The production was not without its difficulties. A June 1917 article, which also claims Davies wrote the script, notes how Marion did not balk when the title had been changed from The White Gypsy to Runaway Romany. She did draw the line however "when she discovered that the scenario had been changed to introduce real gypsies and a trained bear, and that she was expected to climb a tree with the bear pursuing her" ("The Passing").
It's claimed that Marion went on strike to protest and given the film's lack of availability I don't know whether the bear got to chase her around on screen or not.

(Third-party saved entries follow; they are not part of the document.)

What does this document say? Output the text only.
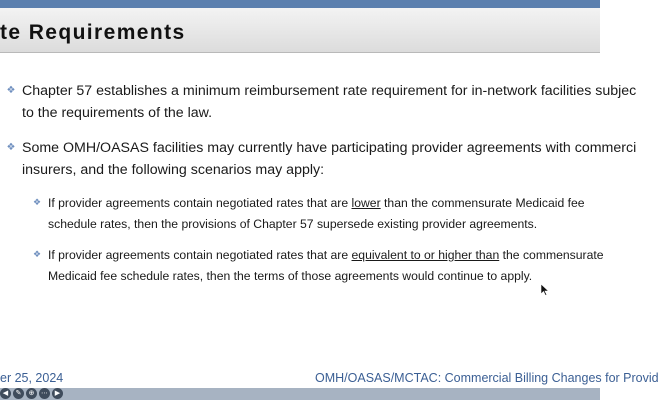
te Requirements
❖ Chapter 57 establishes a minimum reimbursement rate requirement for in-network facilities subjec
to the requirements of the law.
❖ Some OMH/OASAS facilities may currently have participating provider agreements with commerci
insurers, and the following scenarios may apply:
❖ If provider agreements contain negotiated rates that are lower than the commensurate Medicaid fee
schedule rates, then the provisions of Chapter 57 supersede existing provider agreements.
❖ If provider agreements contain negotiated rates that are equivalent to or higher than the commensurate
Medicaid fee schedule rates, then the terms of those agreements would continue to apply.
er 25, 2024	OMH/OASAS/MCTAC: Commercial Billing Changes for Provid
◀	✎	⊕ ⋯ ▶
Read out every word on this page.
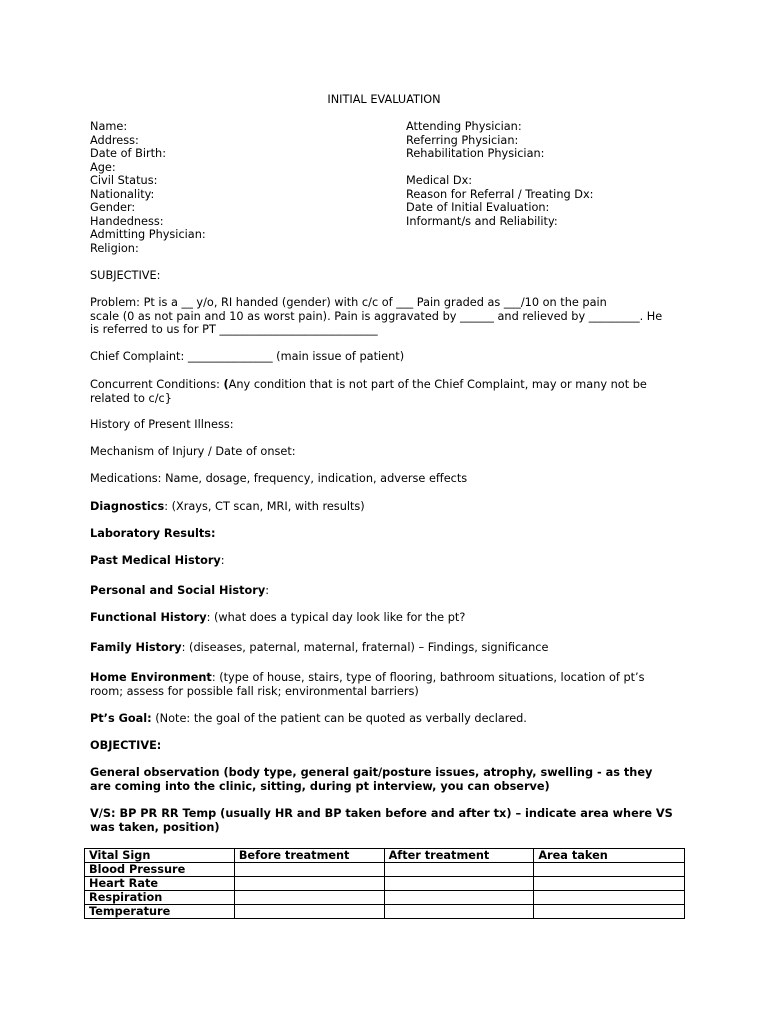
INITIAL EVALUATION
Name:
Address:
Date of Birth:
Age:
Civil Status:
Nationality:
Gender:
Handedness:
Admitting Physician:
Religion:
Attending Physician:
Referring Physician:
Rehabilitation Physician:
Medical Dx:
Reason for Referral / Treating Dx:
Date of Initial Evaluation:
Informant/s and Reliability:
SUBJECTIVE:
Problem: Pt is a __ y/o, RI handed (gender) with c/c of ___ Pain graded as ___/10 on the pain
scale (0 as not pain and 10 as worst pain). Pain is aggravated by ______ and relieved by _________. He
is referred to us for PT ____________________________
Chief Complaint: _______________ (main issue of patient)
Concurrent Conditions: (Any condition that is not part of the Chief Complaint, may or many not be related to c/c}
History of Present Illness:
Mechanism of Injury / Date of onset:
Medications: Name, dosage, frequency, indication, adverse effects
Diagnostics: (Xrays, CT scan, MRI, with results)
Laboratory Results:
Past Medical History:
Personal and Social History:
Functional History: (what does a typical day look like for the pt?
Family History: (diseases, paternal, maternal, fraternal) – Findings, significance
Home Environment: (type of house, stairs, type of flooring, bathroom situations, location of pt’s room; assess for possible fall risk; environmental barriers)
Pt’s Goal: (Note: the goal of the patient can be quoted as verbally declared.
OBJECTIVE:
General observation (body type, general gait/posture issues, atrophy, swelling - as they are coming into the clinic, sitting, during pt interview, you can observe)
V/S: BP PR RR Temp (usually HR and BP taken before and after tx) – indicate area where VS was taken, position)
Vital Sign	Before treatment	After treatment	Area taken
Blood Pressure			
Heart Rate			
Respiration			
Temperature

While Basinger wrote that Runaway Romany was filmed in Florida, it appears that at least part of it was shot in Yonkers, NY. This August 5, 1917 clipping from The Dramatic Mirror was just too good not to reproduce in full:
Runaway Romany released at the very end of 1917 by which time Marion Davies was sold on motion pictures:
"Marion Davies, now completing her first film play, 'Runaway Romany,' is reported to be wavering in her determination to return to the speaking stage after her brief excursion into the picture field. She is most enthusastic over the co-operation of her association in the production, all of whom, she says, have made her feel at home in her new surroundings" (Dean).
In Hollywood On the Hudson Richard Koszarski refers to Runaway Romany as "a screen test clearly designed to impress Hearst" (115). One which worked. Cecilia of the Pink Roses (1918), her next film, was produced by the Hearst created "Marion Davies Film Corporation."
While Hearst certainly aided Davies at this point in her career it should be stated that his backing is now seen as actually having held back the overall career of the very talented Marion Davies. TCM airs four quality talkie comedies today which show Davies off to great advantage.
Set your DVR to go if I caught you in time.
- Basinger, Jeanine. Silent Stars. Hanover, NH: Wesleyan University Press, 1999.
- Dean, Daisy. "News Notes from Movieland." Hutchinson News 3 Aug 1917: 4. NewspaperArchive. Web. 3 Jan 2013.
- Koszarski, Richard. Hollywood On the Hudson: Film and Television in New York from Griffith to Sarnoff. Piscataway, NJ: Rutgers University Press, 2008.
- "The Passing Show." Syracuse Herald 24 Jun 1917: 96. NewspaperArchive. Web. 3 Jan 2013.